Ну вот. Осенью я приехал, подал новое заявление. Так спокойно все восприняли. Видимо, иногда такие случаи бывают, что меняют тему. Что делать? Купрессову, профессору западных исповеданий, конечно, непонятно, как относиться. Я его успокоил, чтобы он не беспокоился, что я сам как-нибудь найду литературу и все. Конечно, он помочь мне не мог. После 1948 года, когда была осуждена экуменическая линия в христианстве, о ней ничего доброго не писали, только ругань оставалась. Но мне казалось, что это не могло оставаться бесконечно долго, и хотелось спокойное что-то написать по истории экуменического движения.
Шишкин тоже… Нет, кто-то другой из преподавателей, узнав об этой теме, сказал: “Шею же сломаете себе!”. Другие ребята просто долго и глупо смеялись, говорили: “Что такое ты пишешь там по коммунистическому движению?” — так искажали экуменизм. А мне нужно было собрать литературу. Я где-то узнал, что есть книга по истории экуменического движения. Нашел, что она была в Академии Наук, в секторе “Истории религий”. У них филиал по этой теме лежал в Казанском соборе наверху. Я по своему академическому (Академии Наук) билету туда попадал и смотрел несколько раз какие-то вещи. Заказал микрофильм с этой книги; из фотоувеличителя сделал такой ридер (прибор) для чтения этой штуки и начал работать. Книга была свежая совершенно, начала пятидесятых годов, на английском языке издана.

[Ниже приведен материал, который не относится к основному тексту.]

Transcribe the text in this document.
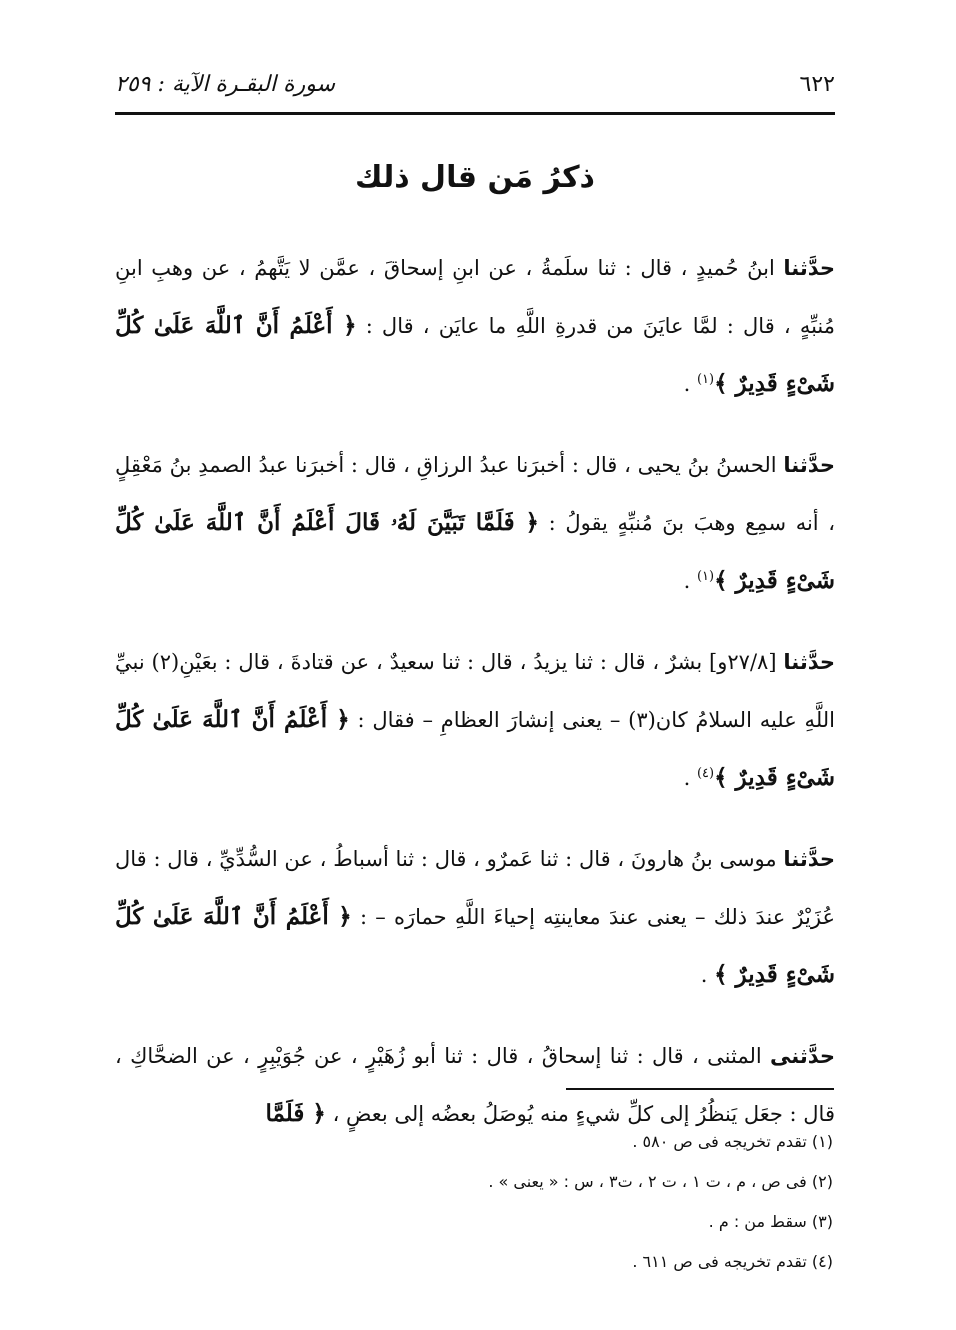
٦٢٢
سورة البقـرة الآية : ٢٥٩
ذكرُ مَن قال ذلك

حدَّثنا ابنُ حُميدٍ ، قال : ثنا سلَمةُ ، عن ابنِ إسحاقَ ، عمَّن لا يَتَّهمُ ، عن وهبِ ابنِ مُنبِّهٍ ، قال : لمَّا عايَنَ من قدرةِ اللَّهِ ما عايَن ، قال : ﴿ أَعْلَمُ أَنَّ ٱللَّهَ عَلَىٰ كُلِّ شَىْءٍ قَدِيرٌ ﴾$^{(١)}$ .

حدَّثنا الحسنُ بنُ يحيى ، قال : أخبرَنا عبدُ الرزاقِ ، قال : أخبرَنا عبدُ الصمدِ بنُ مَعْقِلٍ ، أنه سمِع وهبَ بنَ مُنبِّهٍ يقولُ : ﴿ فَلَمَّا تَبَيَّنَ لَهُۥ قَالَ أَعْلَمُ أَنَّ ٱللَّهَ عَلَىٰ كُلِّ شَىْءٍ قَدِيرٌ ﴾$^{(١)}$ .

حدَّثنا [٢٧/٨و] بشرٌ ، قال : ثنا يزيدُ ، قال : ثنا سعيدٌ ، عن قتادةَ ، قال : بعَيْنِ(٢) نبيِّ اللَّهِ عليه السلامُ كان(٣) – يعنى إنشارَ العظامِ – فقال : ﴿ أَعْلَمُ أَنَّ ٱللَّهَ عَلَىٰ كُلِّ شَىْءٍ قَدِيرٌ ﴾$^{(٤)}$ .

حدَّثنا موسى بنُ هارونَ ، قال : ثنا عَمرٌو ، قال : ثنا أسباطُ ، عن السُّدِّيِّ ، قال : قال عُزَيْرٌ عندَ ذلك – يعنى عندَ معاينتِه إحياءَ اللَّهِ حمارَه – : ﴿ أَعْلَمُ أَنَّ ٱللَّهَ عَلَىٰ كُلِّ شَىْءٍ قَدِيرٌ ﴾ .

حدَّثنى المثنى ، قال : ثنا إسحاقُ ، قال : ثنا أبو زُهَيْرٍ ، عن جُوَيْبِرٍ ، عن الضحَّاكِ ، قال : جعَل يَنظُرُ إلى كلِّ شيءٍ منه يُوصَلُ بعضُه إلى بعضٍ ، ﴿ فَلَمَّا

(١) تقدم تخريجه فى ص ٥٨٠ .
(٢) فى ص ، م ، ت ١ ، ت ٢ ، ت٣ ، س : « يعنى » .
(٣) سقط من : م .
(٤) تقدم تخريجه فى ص ٦١١ .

Еще я приезжал раза три или четыре в Иностранный отдел. Он тогда был совсем маленький, помещался в Чистом переулке. Там же на нижнем этаже, где был кабинет Колчицкого, еще кого-то, был маленький кабинетик Буевского, потом была маленькая комнатка, где было три переводчика — Гаврилов, который недавно скончался, такой старый переводчик, маленький такой, непонятного происхождения. Но он всегда бунтовал, что знает целую кучу языков и на этом настаивал. Какая-то еще Бойцова была там долго, долго работала. И Алексеев такой, с испанским языком. Ничего был парень, но потом он ушел на свои прежние работы, на Кубу был послан и т. д. В этой тесноте я тоже иногда сидел, а где-то при входе было такое темное помещение, где была библиотека Иностранного отдела. Это не так уж много — несколько стеллажей, но там я все-таки тоже что-то нашел. Что-то переписывал. Один раз приволок свой чемодан (специально сделал, такой разборный был пересъемочный аппарат), что-то даже переснял на пленку. Кто-то на меня там даже напал, по-моему, старший Остапов. Но у них, видимо, манера была такая: на незнакомых для начала шипели и орали. Но это ничего, прошло.